Prof. Dr. Markus Gisler, Präsident CFO Forum und Institutsleiter IFZ

Prof. Dr. Markus Gisler ist Präsident des CFO Forums Schweiz, der grössten Vereinigung von CFOs in der Schweiz.

Nach der Ausbildung zum diplomierten Wirtschaftsprüfer war er 16 Jahre bei der DKSH Gruppe tätig, davon acht Jahre als Finanzchef in verschiedenen Ländern in Asien. 2013 wechselte er als vollamtlicher Dozent und Projektleiter ans Institut für Finanzdienstleistungen Zug (IFZ) der Hochschule Luzern. Seit dem 1. Juli 2019 ist er Institutsleiter des IFZ.

Deloitte: Welche Rolle wird die Finanzfunktion Ihrer Meinung nach in Zukunft spielen?

Markus Gisler: Die Rolle der Finanzfunktion, Rechenschaft über abgelaufene Perioden abzulegen, bleibt wichtig. Eine grössere Bedeutung erhält die Rolle, das Unternehmen zu steuern. Geschäftsleitung, Verwaltungsrat, Eigentümer und aussenstehende Dritte verlangen immer mehr Informationen, in welche Richtung sich das Unternehmen entwickelt, was für Risiken es bedrohen, welche Chancen sich dem Unternehmen eröffnen. Diese Steuerungsrolle beschränkt sich nicht auf operative Entscheide, sondern greift darüber hinaus.

Deloitte: Können Sie uns erklären, wo hinein die Steuerungsrolle greift?

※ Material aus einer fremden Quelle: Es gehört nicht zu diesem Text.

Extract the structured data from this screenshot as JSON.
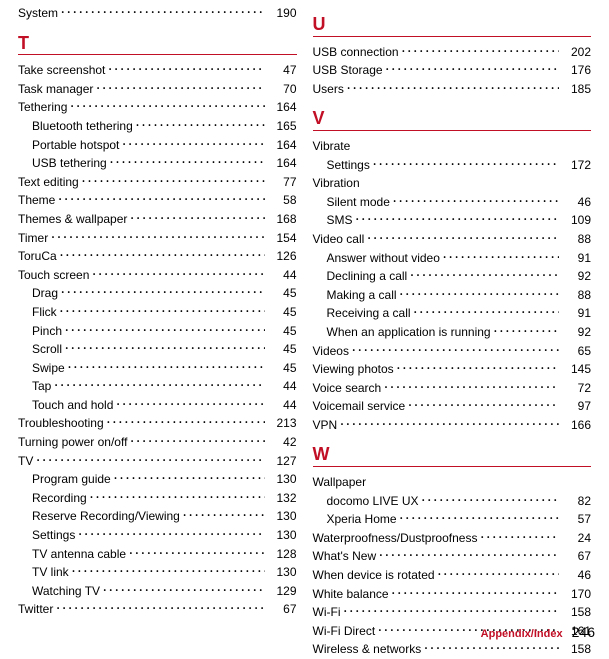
{
  "footer": {
    "label": "Appendix/Index",
    "page": "246"
  },
  "left": {
    "pre": [
      {
        "label": "System",
        "page": "190"
      }
    ],
    "sections": [
      {
        "letter": "T",
        "entries": [
          {
            "label": "Take screenshot",
            "page": "47"
          },
          {
            "label": "Task manager",
            "page": "70"
          },
          {
            "label": "Tethering",
            "page": "164"
          },
          {
            "label": "Bluetooth tethering",
            "page": "165",
            "indent": 1
          },
          {
            "label": "Portable hotspot",
            "page": "164",
            "indent": 1
          },
          {
            "label": "USB tethering",
            "page": "164",
            "indent": 1
          },
          {
            "label": "Text editing",
            "page": "77"
          },
          {
            "label": "Theme",
            "page": "58"
          },
          {
            "label": "Themes & wallpaper",
            "page": "168"
          },
          {
            "label": "Timer",
            "page": "154"
          },
          {
            "label": "ToruCa",
            "page": "126"
          },
          {
            "label": "Touch screen",
            "page": "44"
          },
          {
            "label": "Drag",
            "page": "45",
            "indent": 1
          },
          {
            "label": "Flick",
            "page": "45",
            "indent": 1
          },
          {
            "label": "Pinch",
            "page": "45",
            "indent": 1
          },
          {
            "label": "Scroll",
            "page": "45",
            "indent": 1
          },
          {
            "label": "Swipe",
            "page": "45",
            "indent": 1
          },
          {
            "label": "Tap",
            "page": "44",
            "indent": 1
          },
          {
            "label": "Touch and hold",
            "page": "44",
            "indent": 1
          },
          {
            "label": "Troubleshooting",
            "page": "213"
          },
          {
            "label": "Turning power on/off",
            "page": "42"
          },
          {
            "label": "TV",
            "page": "127"
          },
          {
            "label": "Program guide",
            "page": "130",
            "indent": 1
          },
          {
            "label": "Recording",
            "page": "132",
            "indent": 1
          },
          {
            "label": "Reserve Recording/Viewing",
            "page": "130",
            "indent": 1
          },
          {
            "label": "Settings",
            "page": "130",
            "indent": 1
          },
          {
            "label": "TV antenna cable",
            "page": "128",
            "indent": 1
          },
          {
            "label": "TV link",
            "page": "130",
            "indent": 1
          },
          {
            "label": "Watching TV",
            "page": "129",
            "indent": 1
          },
          {
            "label": "Twitter",
            "page": "67"
          }
        ]
      }
    ]
  },
  "right": {
    "sections": [
      {
        "letter": "U",
        "entries": [
          {
            "label": "USB connection",
            "page": "202"
          },
          {
            "label": "USB Storage",
            "page": "176"
          },
          {
            "label": "Users",
            "page": "185"
          }
        ]
      },
      {
        "letter": "V",
        "entries": [
          {
            "label": "Vibrate",
            "group": true
          },
          {
            "label": "Settings",
            "page": "172",
            "indent": 1
          },
          {
            "label": "Vibration",
            "group": true
          },
          {
            "label": "Silent mode",
            "page": "46",
            "indent": 1
          },
          {
            "label": "SMS",
            "page": "109",
            "indent": 1
          },
          {
            "label": "Video call",
            "page": "88"
          },
          {
            "label": "Answer without video",
            "page": "91",
            "indent": 1
          },
          {
            "label": "Declining a call",
            "page": "92",
            "indent": 1
          },
          {
            "label": "Making a call",
            "page": "88",
            "indent": 1
          },
          {
            "label": "Receiving a call",
            "page": "91",
            "indent": 1
          },
          {
            "label": "When an application is running",
            "page": "92",
            "indent": 1
          },
          {
            "label": "Videos",
            "page": "65"
          },
          {
            "label": "Viewing photos",
            "page": "145"
          },
          {
            "label": "Voice search",
            "page": "72"
          },
          {
            "label": "Voicemail service",
            "page": "97"
          },
          {
            "label": "VPN",
            "page": "166"
          }
        ]
      },
      {
        "letter": "W",
        "entries": [
          {
            "label": "Wallpaper",
            "group": true
          },
          {
            "label": "docomo LIVE UX",
            "page": "82",
            "indent": 1
          },
          {
            "label": "Xperia Home",
            "page": "57",
            "indent": 1
          },
          {
            "label": "Waterproofness/Dustproofness",
            "page": "24"
          },
          {
            "label": "What's New",
            "page": "67"
          },
          {
            "label": "When device is rotated",
            "page": "46"
          },
          {
            "label": "White balance",
            "page": "170"
          },
          {
            "label": "Wi-Fi",
            "page": "158"
          },
          {
            "label": "Wi-Fi Direct",
            "page": "161"
          },
          {
            "label": "Wireless & networks",
            "page": "158"
          }
        ]
      }
    ]
  }
}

Markus Gisler: Die Finanzabteilung wird auch in Unternehmen, wo das heute noch nicht der Fall ist, in Strategieprozesse, in Strategieüberprüfungen und -anpassungen einbezogen. Für strategische Entscheide braucht es aber künftig mehr als nur finanzielle Informationen. Die Breite und Tiefe von Diskussionen, die ich mit CFOs über die Nachhaltigkeitsberichterstattung führe, ist ein starker Indikator, dass die Finanzfunktion den Blick über die Finanzdaten hinauswerfen muss.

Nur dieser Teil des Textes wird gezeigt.